Promising Young Woman
"A candy-coated razor blade for the 'nice guy' era."
I’m watching Carey Mulligan slumped in a sticky red leather booth, mascara smeared, head lolling with that specific type of "oh-she's-definitely-blacked-out" vulnerability that functions like a dinner bell for a certain type of predator. We’ve seen this scene a thousand times in movies, usually as the prologue to a tragedy. But then Cassie looks up, her voice instantly dropping an octave into a chilling, sober register, and asks, "What are you doing?"
The air leaves the room. It’s the cinematic equivalent of a trap snapping shut, and I realized within the first ten minutes that Promising Young Woman wasn't interested in being a standard revenge flick. It’s something much meaner, much smarter, and—in the era of #MeToo and the endless "discourse" of social media—deeply necessary. I watched this on my laptop while my neighbor’s leaf blower roared outside for three straight hours, which strangely added a layer of mindless, masculine aggression that fit the film’s vibe perfectly.
The Trap of the "Nice Guy"
Director Emerald Fennell (who most of us recognize as Camilla Parker Bowles from The Crown) pulled off a stroke of genius with the casting here. Instead of casting sneering villains, she populated the film with the "Internet’s Boyfriends." We get Adam Brody (The O.C.), Max Greenfield (New Girl), and Christopher Mintz-Plasse (Superbad). These are actors we are conditioned to trust. They are the sensitive, funny guys we’ve loved for decades.
Watching them play men who justify their predatory behavior with the "I'm a nice guy" defense is the most uncomfortable fun I've had at the movies in years. Bo Burnham, coming off the success of directing Eighth Grade, plays Ryan, a pediatric surgeon who seems like the "one good one." Their chemistry feels genuine—partly because Fennell encouraged improvisation—making the inevitable shifts in the narrative feel less like plot points and more like betrayal.
Cassie isn't hunting these men with a crossbow; she’s hunting their consciences. She’s a med-school dropout living with her parents (Clancy Brown and Jennifer Coolidge, who is predictably brilliant as a mother who just wants her daughter to move on). Cassie is stuck in a loop of trauma, acting as a ghost haunting the lives of those who walked away unscathed from a horrific incident in her past.
Aesthetic as a Weapon
Usually, a film dealing with sexual assault and systemic complicity looks like a drab, grey funeral. Not this one. Emerald Fennell and cinematographer Benjamin Kračun opted for a palette of bubblegum pinks, lavender, and soft gold. Cassie’s wardrobe is all floral prints and Peter Pan collars. It’s a "feminine" aesthetic used as camouflage.
The production design is deliberately hyper-real, almost like a 1950s sitcom curdled by modern cynicism. This contrast makes the darkness hit harder. When a string-quartet cover of Britney Spears’ "Toxic" begins to swell during a pivotal scene, it’s not just a clever needle drop; it’s a statement. The film reclaim’s pop culture artifacts that have often been used to dismiss young women and turns them into war drums.
Surprisingly, this whole candy-colored nightmare was shot in just 23 days. Fennell was seven months pregnant at the time, which adds a layer of "how did she do that?" to the film’s sharp, confident execution. It feels like a movie made by someone who knew exactly what they wanted to say and didn't have a second to waste on fluff. If you think the ending is too much, you’re probably exactly who the movie is talking to.
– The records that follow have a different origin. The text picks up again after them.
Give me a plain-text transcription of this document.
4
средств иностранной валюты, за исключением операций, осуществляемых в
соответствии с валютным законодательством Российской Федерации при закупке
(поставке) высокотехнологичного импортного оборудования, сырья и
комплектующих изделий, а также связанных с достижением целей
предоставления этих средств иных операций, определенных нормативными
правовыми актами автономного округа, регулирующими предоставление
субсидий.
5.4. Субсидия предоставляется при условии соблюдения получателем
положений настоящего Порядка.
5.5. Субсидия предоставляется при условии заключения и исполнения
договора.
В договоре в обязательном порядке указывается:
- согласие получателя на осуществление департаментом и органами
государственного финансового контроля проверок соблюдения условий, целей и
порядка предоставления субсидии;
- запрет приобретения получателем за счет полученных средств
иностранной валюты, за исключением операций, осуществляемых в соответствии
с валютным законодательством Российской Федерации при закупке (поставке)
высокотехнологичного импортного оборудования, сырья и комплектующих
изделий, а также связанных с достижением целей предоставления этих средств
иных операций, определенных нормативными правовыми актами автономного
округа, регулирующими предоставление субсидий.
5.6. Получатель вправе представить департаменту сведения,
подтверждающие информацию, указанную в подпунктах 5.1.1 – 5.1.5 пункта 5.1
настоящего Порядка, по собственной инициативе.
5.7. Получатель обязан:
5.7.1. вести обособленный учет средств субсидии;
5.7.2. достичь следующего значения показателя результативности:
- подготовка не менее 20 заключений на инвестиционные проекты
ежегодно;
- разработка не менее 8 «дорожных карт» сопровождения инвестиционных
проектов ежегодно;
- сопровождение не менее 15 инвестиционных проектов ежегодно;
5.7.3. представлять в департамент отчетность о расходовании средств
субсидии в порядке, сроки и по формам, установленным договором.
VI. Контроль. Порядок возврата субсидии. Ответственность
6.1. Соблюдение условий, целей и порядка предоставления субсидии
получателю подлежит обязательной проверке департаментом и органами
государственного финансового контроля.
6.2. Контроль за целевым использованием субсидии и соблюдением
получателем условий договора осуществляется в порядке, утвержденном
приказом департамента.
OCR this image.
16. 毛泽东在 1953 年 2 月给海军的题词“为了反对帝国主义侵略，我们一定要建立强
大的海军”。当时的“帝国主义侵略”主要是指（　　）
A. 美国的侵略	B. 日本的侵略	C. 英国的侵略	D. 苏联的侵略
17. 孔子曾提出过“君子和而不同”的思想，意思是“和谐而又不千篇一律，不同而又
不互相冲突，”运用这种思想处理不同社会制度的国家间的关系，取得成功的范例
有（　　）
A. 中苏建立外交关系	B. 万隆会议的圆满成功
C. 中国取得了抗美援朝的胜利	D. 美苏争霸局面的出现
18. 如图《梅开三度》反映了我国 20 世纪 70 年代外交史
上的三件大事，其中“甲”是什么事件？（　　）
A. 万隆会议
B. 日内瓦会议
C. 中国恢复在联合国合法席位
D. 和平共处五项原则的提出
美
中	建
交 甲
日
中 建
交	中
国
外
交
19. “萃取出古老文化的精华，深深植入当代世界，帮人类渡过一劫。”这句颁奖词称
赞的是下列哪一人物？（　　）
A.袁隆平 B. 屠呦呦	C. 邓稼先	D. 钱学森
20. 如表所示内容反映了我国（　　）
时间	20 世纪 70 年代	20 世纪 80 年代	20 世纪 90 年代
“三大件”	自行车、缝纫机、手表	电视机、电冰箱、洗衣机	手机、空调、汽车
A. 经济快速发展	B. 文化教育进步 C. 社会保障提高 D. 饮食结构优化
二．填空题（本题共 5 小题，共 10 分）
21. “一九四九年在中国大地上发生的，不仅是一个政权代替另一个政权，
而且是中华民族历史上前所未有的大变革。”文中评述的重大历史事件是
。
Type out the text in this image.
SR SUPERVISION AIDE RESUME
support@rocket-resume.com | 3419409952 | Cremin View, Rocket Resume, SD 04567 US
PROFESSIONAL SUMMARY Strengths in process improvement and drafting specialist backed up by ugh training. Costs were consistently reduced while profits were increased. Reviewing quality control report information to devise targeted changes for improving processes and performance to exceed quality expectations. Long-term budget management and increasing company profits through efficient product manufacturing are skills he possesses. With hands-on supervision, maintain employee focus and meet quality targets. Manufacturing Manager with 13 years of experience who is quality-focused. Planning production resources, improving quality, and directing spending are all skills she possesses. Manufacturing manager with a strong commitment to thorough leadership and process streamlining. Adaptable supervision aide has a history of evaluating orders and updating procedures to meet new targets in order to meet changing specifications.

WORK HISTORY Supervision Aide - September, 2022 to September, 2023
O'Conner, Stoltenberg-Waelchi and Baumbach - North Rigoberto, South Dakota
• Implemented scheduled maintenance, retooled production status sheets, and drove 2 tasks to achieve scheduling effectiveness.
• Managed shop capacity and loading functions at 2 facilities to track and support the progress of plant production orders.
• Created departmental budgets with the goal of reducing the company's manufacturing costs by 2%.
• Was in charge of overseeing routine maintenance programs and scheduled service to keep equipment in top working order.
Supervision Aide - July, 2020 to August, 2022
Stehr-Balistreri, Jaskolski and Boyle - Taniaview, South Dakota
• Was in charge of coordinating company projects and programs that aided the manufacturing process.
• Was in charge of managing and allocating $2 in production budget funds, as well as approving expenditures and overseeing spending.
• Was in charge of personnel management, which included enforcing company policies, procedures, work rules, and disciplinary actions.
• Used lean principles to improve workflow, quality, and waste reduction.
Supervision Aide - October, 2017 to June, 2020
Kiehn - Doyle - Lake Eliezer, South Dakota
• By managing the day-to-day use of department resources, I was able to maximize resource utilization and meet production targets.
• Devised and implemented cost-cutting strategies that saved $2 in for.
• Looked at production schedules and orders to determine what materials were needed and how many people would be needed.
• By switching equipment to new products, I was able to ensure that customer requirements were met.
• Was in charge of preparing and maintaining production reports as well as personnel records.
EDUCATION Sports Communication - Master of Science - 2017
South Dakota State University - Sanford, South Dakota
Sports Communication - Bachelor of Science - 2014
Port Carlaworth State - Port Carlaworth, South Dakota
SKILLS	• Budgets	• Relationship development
The "Cult" of Accountability
While Promising Young Woman found success at the Oscars, it has rapidly transitioned into a modern cult classic because of how divisive it remains. It’s a film that demands you pick a side. It refuses to offer the catharsis of a clean, heroic ending. Instead, it leaves you with a pit in your stomach and a lot of questions about your own complicity in the "boys will be boys" culture.
The trivia surrounding the film is as sharp as the script. Carey Mulligan wasn't the first choice—there was a moment where the production looked very different—but it’s impossible to imagine anyone else in the role. She plays Cassie with a terrifying stillness. She isn't "badass" in the way Hollywood usually writes women; she's exhausted. She’s a person whose life stopped ten years ago, and Mulligan captures that hollowed-out existence with surgical precision.
Interestingly, the film’s distribution was almost derailed by the pandemic, yet its themes felt even more amplified when it finally landed on streaming services. It became a digital campfire for a society grappling with accountability. It’s the kind of film that rewards repeat viewings, not for the "clues," but to see how every character—even the ones we like—is subtly laying the groundwork for the tragedy.
Promising Young Woman is a masterfully uncomfortable experience that manages to be both a stylish thriller and a scathing social critique. It avoids the "girl power" cliches of the last decade, opting instead for a gritty, uncompromising look at how trauma doesn't just go away—it mutates. Whether you love the ending or hate it, you won't be able to stop thinking about it for days. It’s a jagged little pill, but it's one that cinema desperately needed to swallow.